From its four biggest unions, the airline is looking to extract about $1.2 billion in wage and other labor savings annually.


Northwest Airlines and its unions will settle their differences "one way or the other" by the end of the year, forecasts pilot union leader Mark McClain.

"We'll have a successful reorganization -- or liquidation," McClain said in an interview Thursday. But he said he's confident that Northwest, which is in bankruptcy, and its unions, creditors, vendors and other key parties can devise a successful reorganization plan.

"The only other option is: We go out of business," said McClain. Soon, he expects, the Eagan, Minn.-based carrier will ask the judge overseeing its Chapter 11 reorganization to set a deadline for reaching giveback deals with its unions.

From its four biggest unions, the airline is looking to extract about $1.2 billion in wage and other labor savings annually. So far, after leaning on those unions for more than two years, Northwest only has pilot givebacks that it values at $250 million. And the airline wants another $358 million from that group.

Typically, the deadline for contract settlements comes no more than51 days after a company requests it, the union indicated.

And McClain feels that request could come from Northwest any day now. "Nothing beats a deadline like a deadline," he said.

If the Northwest bankruptcy judge sets deadlines for new labor contracts to be reached and new pacts are not negotiated, then the judge can allow management to impose contracts.

But if Northwest tries to force a contract on pilots that they deem unacceptable, they could strike. That would, no doubt, ground Northwest, perhaps permanently.

As it stands now, Northwest is aiming to extract$608 million in annual wage, work rule and other savings from its pilots, up $36 million from its previous target.

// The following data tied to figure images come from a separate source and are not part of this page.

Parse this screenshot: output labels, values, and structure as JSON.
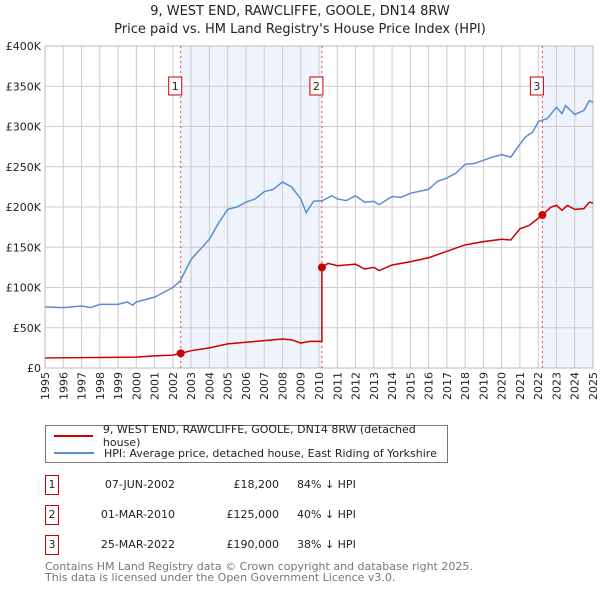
{
  "title": "9, WEST END, RAWCLIFFE, GOOLE, DN14 8RW",
  "subtitle": "Price paid vs. HM Land Registry's House Price Index (HPI)",
  "legend": {
    "property": "9, WEST END, RAWCLIFFE, GOOLE, DN14 8RW (detached house)",
    "hpi": "HPI: Average price, detached house, East Riding of Yorkshire"
  },
  "sales": [
    {
      "n": "1",
      "date": "07-JUN-2002",
      "price": "£18,200",
      "hpi": "84% ↓ HPI"
    },
    {
      "n": "2",
      "date": "01-MAR-2010",
      "price": "£125,000",
      "hpi": "40% ↓ HPI"
    },
    {
      "n": "3",
      "date": "25-MAR-2022",
      "price": "£190,000",
      "hpi": "38% ↓ HPI"
    }
  ],
  "footer": [
    "Contains HM Land Registry data © Crown copyright and database right 2025.",
    "This data is licensed under the Open Government Licence v3.0."
  ],
  "chart_data": {
    "type": "line",
    "xlim": [
      1995,
      2025
    ],
    "ylim": [
      0,
      400000
    ],
    "yticks": [
      0,
      50000,
      100000,
      150000,
      200000,
      250000,
      300000,
      350000,
      400000
    ],
    "ytick_labels": [
      "£0",
      "£50K",
      "£100K",
      "£150K",
      "£200K",
      "£250K",
      "£300K",
      "£350K",
      "£400K"
    ],
    "xticks": [
      "1995",
      "1996",
      "1997",
      "1998",
      "1999",
      "2000",
      "2001",
      "2002",
      "2003",
      "2004",
      "2005",
      "2006",
      "2007",
      "2008",
      "2009",
      "2010",
      "2011",
      "2012",
      "2013",
      "2014",
      "2015",
      "2016",
      "2017",
      "2018",
      "2019",
      "2020",
      "2021",
      "2022",
      "2023",
      "2024",
      "2025"
    ],
    "colors": {
      "property": "#cc0000",
      "hpi": "#5b8fd0",
      "shade": "#eef3fc"
    },
    "sale_points": [
      {
        "label": "1",
        "x": 2002.43,
        "y": 18200
      },
      {
        "label": "2",
        "x": 2010.16,
        "y": 125000
      },
      {
        "label": "3",
        "x": 2022.23,
        "y": 190000
      }
    ],
    "series": [
      {
        "name": "hpi",
        "points": [
          [
            1995,
            76000
          ],
          [
            1996,
            75000
          ],
          [
            1997,
            77000
          ],
          [
            1997.5,
            75000
          ],
          [
            1998,
            79000
          ],
          [
            1999,
            79000
          ],
          [
            1999.5,
            82000
          ],
          [
            1999.8,
            78000
          ],
          [
            2000,
            82000
          ],
          [
            2001,
            88000
          ],
          [
            2002,
            100000
          ],
          [
            2002.4,
            108000
          ],
          [
            2003,
            135000
          ],
          [
            2004,
            160000
          ],
          [
            2004.5,
            180000
          ],
          [
            2005,
            197000
          ],
          [
            2005.5,
            200000
          ],
          [
            2006,
            206000
          ],
          [
            2006.5,
            210000
          ],
          [
            2007,
            219000
          ],
          [
            2007.5,
            222000
          ],
          [
            2008,
            231000
          ],
          [
            2008.5,
            225000
          ],
          [
            2009,
            210000
          ],
          [
            2009.3,
            193000
          ],
          [
            2009.7,
            207000
          ],
          [
            2010.2,
            208000
          ],
          [
            2010.7,
            214000
          ],
          [
            2011,
            210000
          ],
          [
            2011.5,
            208000
          ],
          [
            2012,
            214000
          ],
          [
            2012.5,
            206000
          ],
          [
            2013,
            207000
          ],
          [
            2013.3,
            203000
          ],
          [
            2014,
            213000
          ],
          [
            2014.5,
            212000
          ],
          [
            2015,
            217000
          ],
          [
            2016,
            222000
          ],
          [
            2016.5,
            232000
          ],
          [
            2017,
            236000
          ],
          [
            2017.5,
            242000
          ],
          [
            2018,
            253000
          ],
          [
            2018.5,
            254000
          ],
          [
            2019,
            258000
          ],
          [
            2019.5,
            262000
          ],
          [
            2020,
            265000
          ],
          [
            2020.5,
            262000
          ],
          [
            2021,
            278000
          ],
          [
            2021.3,
            287000
          ],
          [
            2021.7,
            293000
          ],
          [
            2022,
            306000
          ],
          [
            2022.5,
            310000
          ],
          [
            2023,
            324000
          ],
          [
            2023.3,
            316000
          ],
          [
            2023.5,
            326000
          ],
          [
            2024,
            315000
          ],
          [
            2024.5,
            320000
          ],
          [
            2024.8,
            332000
          ],
          [
            2025,
            330000
          ]
        ]
      },
      {
        "name": "property",
        "points": [
          [
            1995,
            12500
          ],
          [
            2000,
            13500
          ],
          [
            2001,
            15000
          ],
          [
            2002,
            16000
          ],
          [
            2002.43,
            18200
          ],
          [
            2003,
            21500
          ],
          [
            2004,
            25000
          ],
          [
            2005,
            30000
          ],
          [
            2006,
            32000
          ],
          [
            2007,
            34000
          ],
          [
            2008,
            36000
          ],
          [
            2008.5,
            35000
          ],
          [
            2009,
            31000
          ],
          [
            2009.5,
            33000
          ],
          [
            2010.16,
            33000
          ],
          [
            2010.16,
            125000
          ],
          [
            2010.5,
            130000
          ],
          [
            2011,
            127000
          ],
          [
            2012,
            129000
          ],
          [
            2012.5,
            123000
          ],
          [
            2013,
            125000
          ],
          [
            2013.3,
            121000
          ],
          [
            2014,
            128000
          ],
          [
            2015,
            132000
          ],
          [
            2016,
            137000
          ],
          [
            2017,
            145000
          ],
          [
            2018,
            153000
          ],
          [
            2019,
            157000
          ],
          [
            2020,
            160000
          ],
          [
            2020.5,
            159000
          ],
          [
            2021,
            173000
          ],
          [
            2021.5,
            177000
          ],
          [
            2022.23,
            190000
          ],
          [
            2022.7,
            200000
          ],
          [
            2023,
            202000
          ],
          [
            2023.3,
            196000
          ],
          [
            2023.6,
            202000
          ],
          [
            2024,
            197000
          ],
          [
            2024.5,
            198000
          ],
          [
            2024.8,
            206000
          ],
          [
            2025,
            205000
          ]
        ]
      }
    ]
  }
}
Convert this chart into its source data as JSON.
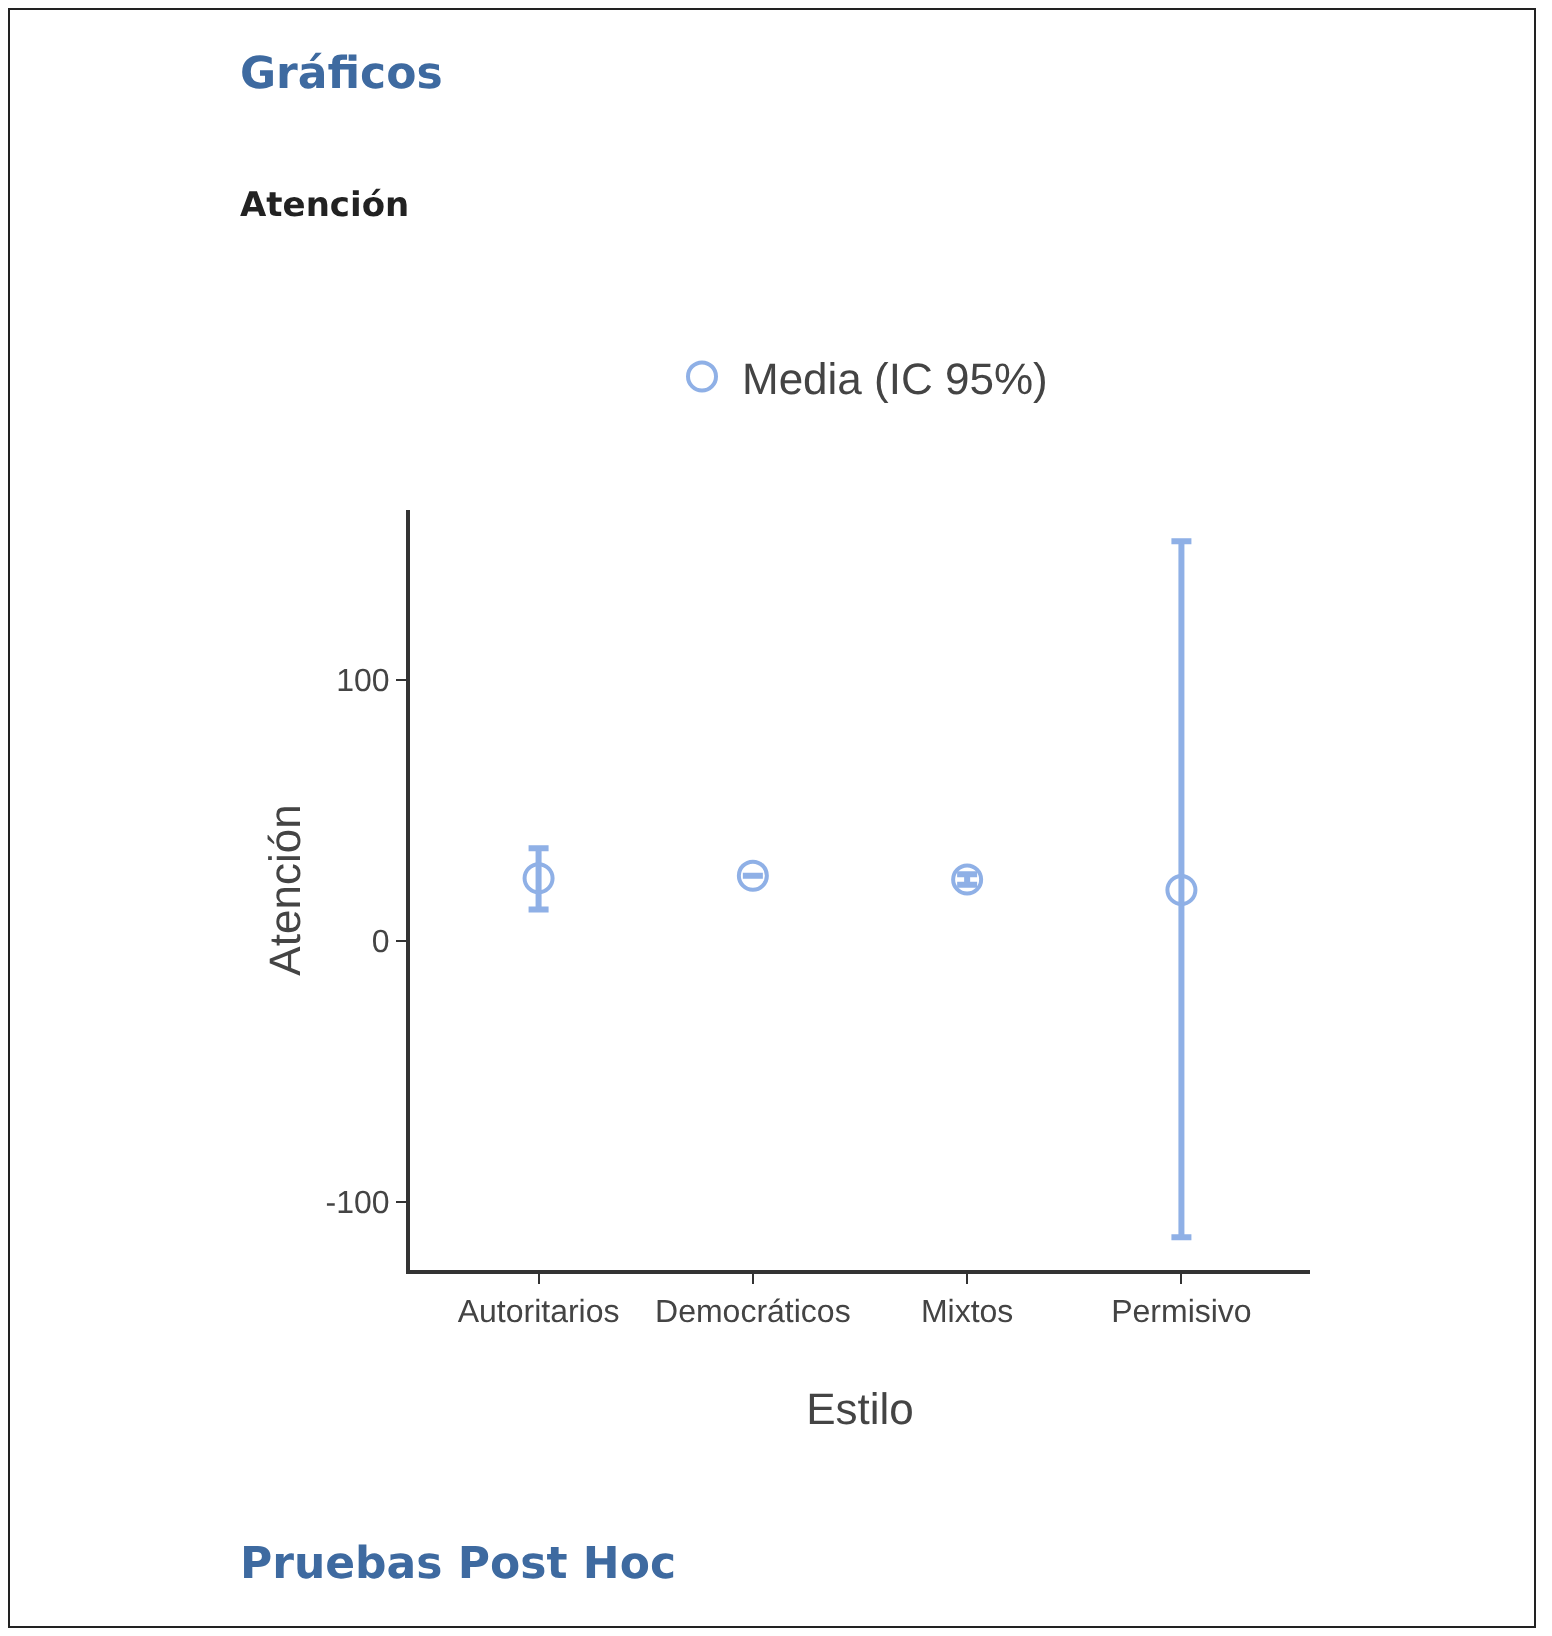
{
  "chart_data": {
    "type": "scatter",
    "title": "Gráficos",
    "subtitle": "Atención",
    "annotations": [
      "Pruebas Post Hoc"
    ],
    "xlabel": "Estilo",
    "ylabel": "Atención",
    "categories": [
      "Autoritarios",
      "Democráticos",
      "Mixtos",
      "Permisivo"
    ],
    "series": [
      {
        "name": "Media (IC 95%)",
        "color": "#8fb0e6",
        "values": [
          24,
          25,
          23.5,
          19.5
        ],
        "errors": [
          [
            12,
            35.5
          ],
          null,
          [
            21.5,
            25.5
          ],
          [
            -113.5,
            153
          ]
        ]
      }
    ],
    "ylim": [
      -126,
      165
    ],
    "yticks": [
      -100,
      0,
      100
    ],
    "grid": false,
    "legend": "top",
    "marker": "circle"
  }
}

Northwest's pitch hasn't changed much from the prior one, which came before it raised its overall target for labor-cost savings from all employees from $1.1 billion to $1.4 billion.

The airline is still looking to cut loose about 1,100 of the 5,200 pilots now flying for it. The 400 layoffs announced last week were part of that proposed Northwest target, McClain said.

Pay cuts in the latest proposal are up several percentage points to an average of28 percent. (That includes the 15 percent pay cut the pilots agreed to last December.)

Pilots, under the Northwest proposal, would earn from about $24,000 to $160,000 a year, McClain said. That would make Northwest pilots among the lowest-paid in the industry, he lamented.

"It's a very aggressive proposal," he said.

Northwest has yet to reveal its vision for its future, McClain said.

"We don't have their business plan," he said. "We don't know what Northwest management's long-term vision is for the airline. We haven't heard of any decisive changes in its core strengths (such as its trans-Pacific service)."

Preserving employee pensions will be critical to assuring Northwest's future, McClain said. If Northwest does not make good on its pension obligations, it will enrage its workers.

Prospects are good, McClain believes, for Congress to pass legislation that would give Northwest many more years, perhaps up to 25, to make payments to its pension plans. They're underfunded by $3.8 billion by the company's estimate.

Northwest is on the hook to pay $800 million into the plans in 2006 and $1.7 billion in 2007. But Northwest has warned that it doesn't have the money to make such huge payments. If it doesn't get more time to kick cash into the plans, the airline says it probably would have to terminate the plans, leaving them with the government agency that insures pensions.